This post is part of The One Hour Project, in which you can spend just one hour to put your finances in a better place without a big lifestyle change, through frugality or other financial choices.
Not too long ago, the local Sears hardware store not too far from where I work went out of business. During their going out of business liquidation sale, I picked up a couple of items that were a stupendous deal merely because they seemed like perfect Christmas gifts for people on my list. Then, I just put those items into a hidden place in our home and wait for Christmastime.
The result of this is that I can often get people gifts that utterly amaze them, without them knowing I didn’t pay too much for them. A great example came a couple years ago when I replaced all my mother’s pots and pans with Calphalon hard anodized stuff. She was completely convinced I had dropped several hundred dollars, but what I had actually found was a great deal – less than $40 for the whole array of pots and pans.
There are several benefits to this strategy:
First, you don’t have the huge Christmas rush on your bank account. If many of your Christmas gifts are already safely purchased and put away, you don’t need to drop a lot of cash at Christmastime.

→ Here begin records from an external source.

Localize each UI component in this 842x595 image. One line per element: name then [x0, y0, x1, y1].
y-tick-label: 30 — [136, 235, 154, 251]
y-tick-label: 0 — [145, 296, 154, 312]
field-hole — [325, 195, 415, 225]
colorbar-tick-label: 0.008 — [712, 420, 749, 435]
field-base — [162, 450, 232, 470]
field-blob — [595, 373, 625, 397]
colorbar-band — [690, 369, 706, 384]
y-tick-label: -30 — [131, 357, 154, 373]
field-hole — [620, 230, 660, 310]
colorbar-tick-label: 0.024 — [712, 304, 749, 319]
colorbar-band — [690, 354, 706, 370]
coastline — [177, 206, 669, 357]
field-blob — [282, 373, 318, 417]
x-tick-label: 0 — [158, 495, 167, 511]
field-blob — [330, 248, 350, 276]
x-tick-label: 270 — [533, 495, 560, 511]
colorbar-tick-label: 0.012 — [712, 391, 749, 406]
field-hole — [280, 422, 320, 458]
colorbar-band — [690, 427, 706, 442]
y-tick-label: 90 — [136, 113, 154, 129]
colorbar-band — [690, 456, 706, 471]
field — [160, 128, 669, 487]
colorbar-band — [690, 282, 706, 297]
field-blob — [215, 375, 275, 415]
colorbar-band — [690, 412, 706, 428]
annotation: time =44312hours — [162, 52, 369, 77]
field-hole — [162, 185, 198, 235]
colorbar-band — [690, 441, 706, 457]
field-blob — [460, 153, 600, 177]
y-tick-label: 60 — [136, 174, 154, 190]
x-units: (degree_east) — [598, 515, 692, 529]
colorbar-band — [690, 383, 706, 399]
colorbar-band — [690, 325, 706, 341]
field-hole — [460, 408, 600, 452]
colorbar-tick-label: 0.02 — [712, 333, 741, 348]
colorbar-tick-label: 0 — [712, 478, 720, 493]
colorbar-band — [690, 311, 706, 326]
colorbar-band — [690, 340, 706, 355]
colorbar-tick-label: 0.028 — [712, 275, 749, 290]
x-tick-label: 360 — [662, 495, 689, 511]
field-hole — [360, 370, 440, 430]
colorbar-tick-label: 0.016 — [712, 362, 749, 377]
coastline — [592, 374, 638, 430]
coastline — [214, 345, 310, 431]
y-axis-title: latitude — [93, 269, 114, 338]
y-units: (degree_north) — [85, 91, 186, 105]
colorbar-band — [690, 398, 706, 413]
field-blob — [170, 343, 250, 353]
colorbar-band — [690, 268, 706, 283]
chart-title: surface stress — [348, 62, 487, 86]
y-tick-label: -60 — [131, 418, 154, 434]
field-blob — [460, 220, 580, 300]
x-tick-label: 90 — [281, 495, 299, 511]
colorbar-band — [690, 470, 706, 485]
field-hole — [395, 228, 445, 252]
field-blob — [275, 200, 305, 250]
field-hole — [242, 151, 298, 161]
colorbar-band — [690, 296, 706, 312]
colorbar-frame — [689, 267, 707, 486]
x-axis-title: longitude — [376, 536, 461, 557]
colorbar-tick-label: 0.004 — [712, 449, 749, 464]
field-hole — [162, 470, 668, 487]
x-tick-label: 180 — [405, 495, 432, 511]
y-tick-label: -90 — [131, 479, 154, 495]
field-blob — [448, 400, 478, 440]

Second, you have all year to shop, not just the Christmas season. That means there’s no rush to find something for Great Aunt Selma – there’s very little pressure.
Third, it saves a huge wad of money. You can find amazing gifts for just a bit of nothing if you keep an eye on sales throughout the year. I estimate that last year I saved at least $300 on Christmas by following this strategy – and that’s not even counting potential savings on the credit card.
It’s not very hard, either. Here’s the game plan.
Shortly after Christmas (or any time well in advance of the Christmas season), make your Christmas list for the following year. List everyone you’ll need to buy for and come up with a general idea or two for a gift for them. For example, last year for my mom, I listed “cooking equipment” and for my father “outdoorsman equipment.” Very general stuff. I keep this list in my wallet at all times, just as a reminder.
Throughout the year, look for going out of business sales or other spectacular offers that coincide with your list. Going out of business sales are usually great ones to hit if you can, as are sales that match up with the rotation of seasonal items from stores. Since you have the entire year, you don’t have to be bloodthirsty about it – just keep your eyes open.
Keep spare cash available so that you can buy something when you see it. When you find the right item at a spectacular price, you need to be able to grab it right then. Make sure you can always do this. I actually am a year ahead on my Christmas savings, meaning I have all the money I plan on spending on Christmas ready to go one year in advance.
Here’s another example: I have two people on my list who both enjoy board games. Recently, a game shop in my area decided to clean out their board gamingg section and had a very sudden sale of the games, many of which had sat there unsold for a while. I heard about it, walked in the door, and got a copy of Ticket to Ride for $12 (a spectacular board game) and several other board games for sub-eBay prices. I took them home, eBayed all but Ticket to Ride (and two others I kept for myself) and broke even. Free Christmas present for a relative, two free games for me, all because I took a bit of time to prepare.
Got an hour to burn? Make up your Christmas list for next year, then see if there are any going out of business sales or other great opportunities around. You might be able to save a pile on the Christmas season, plus cut a lot of stress out of your life.